The geese at Singlefile

                                              

At the beginning of the Singlefile venture, we became the owners of a vineyard in need of revitalisation, a number of lush paddocks grazed by the neighbour’s cattle and 11 geese. We marvelled as we watched the geese walking in a straight line all the way down to the water every evening and just like that, ‘Singlefile Wines’ was born.  

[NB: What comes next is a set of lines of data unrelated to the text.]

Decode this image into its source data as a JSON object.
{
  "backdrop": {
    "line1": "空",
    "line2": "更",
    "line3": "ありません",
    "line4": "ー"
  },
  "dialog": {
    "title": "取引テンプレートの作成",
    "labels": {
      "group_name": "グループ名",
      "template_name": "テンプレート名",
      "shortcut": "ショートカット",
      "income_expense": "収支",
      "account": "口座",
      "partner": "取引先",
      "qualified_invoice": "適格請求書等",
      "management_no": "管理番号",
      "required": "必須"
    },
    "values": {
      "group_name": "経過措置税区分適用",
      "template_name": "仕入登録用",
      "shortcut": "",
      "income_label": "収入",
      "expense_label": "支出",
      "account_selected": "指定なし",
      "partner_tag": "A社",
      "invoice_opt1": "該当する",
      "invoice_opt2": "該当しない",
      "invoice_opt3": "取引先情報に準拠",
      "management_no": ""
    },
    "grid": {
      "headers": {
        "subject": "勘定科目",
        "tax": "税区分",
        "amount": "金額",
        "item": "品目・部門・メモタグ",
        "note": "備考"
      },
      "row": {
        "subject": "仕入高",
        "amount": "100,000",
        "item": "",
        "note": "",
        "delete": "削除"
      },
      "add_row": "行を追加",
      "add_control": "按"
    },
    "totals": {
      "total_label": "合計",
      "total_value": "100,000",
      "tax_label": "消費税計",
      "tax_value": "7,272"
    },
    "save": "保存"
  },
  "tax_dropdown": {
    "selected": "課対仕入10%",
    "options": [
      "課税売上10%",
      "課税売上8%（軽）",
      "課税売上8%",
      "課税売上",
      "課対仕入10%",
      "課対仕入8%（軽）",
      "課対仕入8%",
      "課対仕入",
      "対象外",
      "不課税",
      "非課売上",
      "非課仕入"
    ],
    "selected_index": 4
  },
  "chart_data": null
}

We named the youngest goose ‘Broken Wing’ and we heard that a crow had attacked him soon after hatching, giving rise to his disability. He found it hard to attract a mate and tagged along with his stately family group until the acquisition of a second gaggle sparked a courtship of great patience between Broken Wing and the new gosling, aptly called ‘Gosling’. After nearly a year, Broken Wing’s interest was reciprocated and a fertile relationship resulted in the addition of the couple’s first three offspring. One April the ranger dropped off a lone lost goose, a slim dark-feathered lady called ‘April’, who became the second successful mother goose. Hence, the gaggle gradually increased and now numbers 21 in all.

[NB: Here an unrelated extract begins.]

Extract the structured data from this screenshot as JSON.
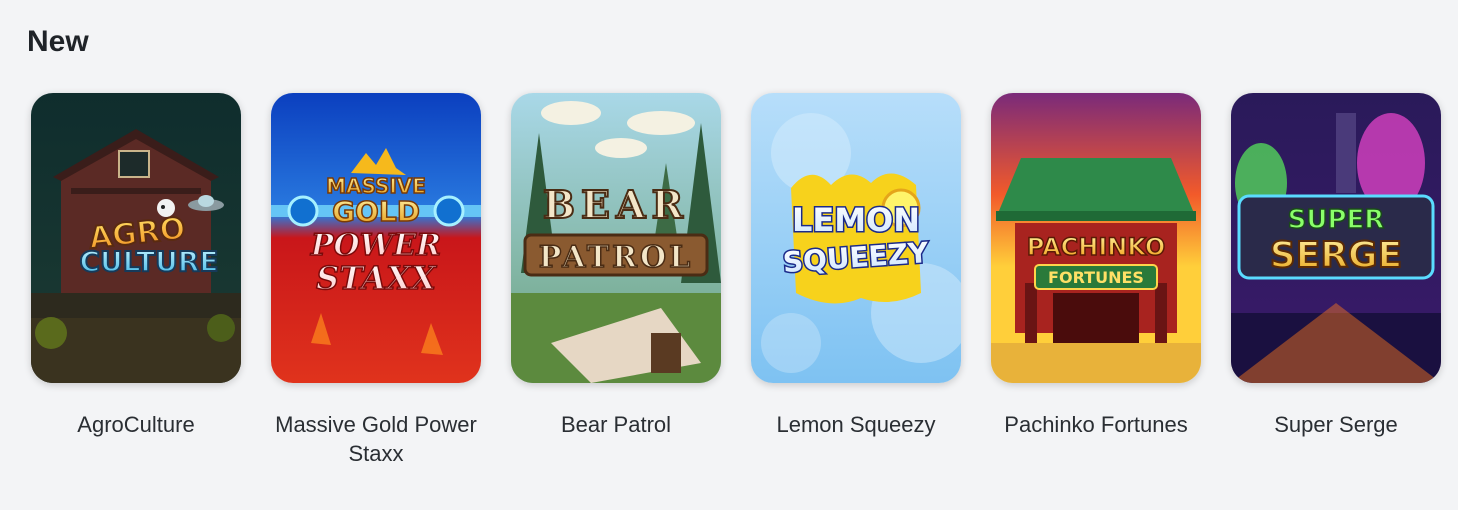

                                               

Geese have a very orderly social circle. They mate for life, remain loyal to their family groups but all join up to parade in single file at dusk. They stay within the fence lines of the property and never wander or fly away. They graze grass and, at vintage, have a taste for the ripest bunches of low-hanging Shiraz. They communicate in a language of squawks and ‘barks’, mostly very noisily, and they are loudest of all when there is an intruder (i.e. visitor). They are loath to move if they are enjoying the sunshine in the roadway and often block the traffic. Their ‘Mozart’ is the sound of the ride-on mower or the tractor, both of which signal security. Gracie, the blue heeler, has learned to respect the geese and no longer rushes in excitement to grab a bunch of tail feathers whenever they are too close to the cellar door.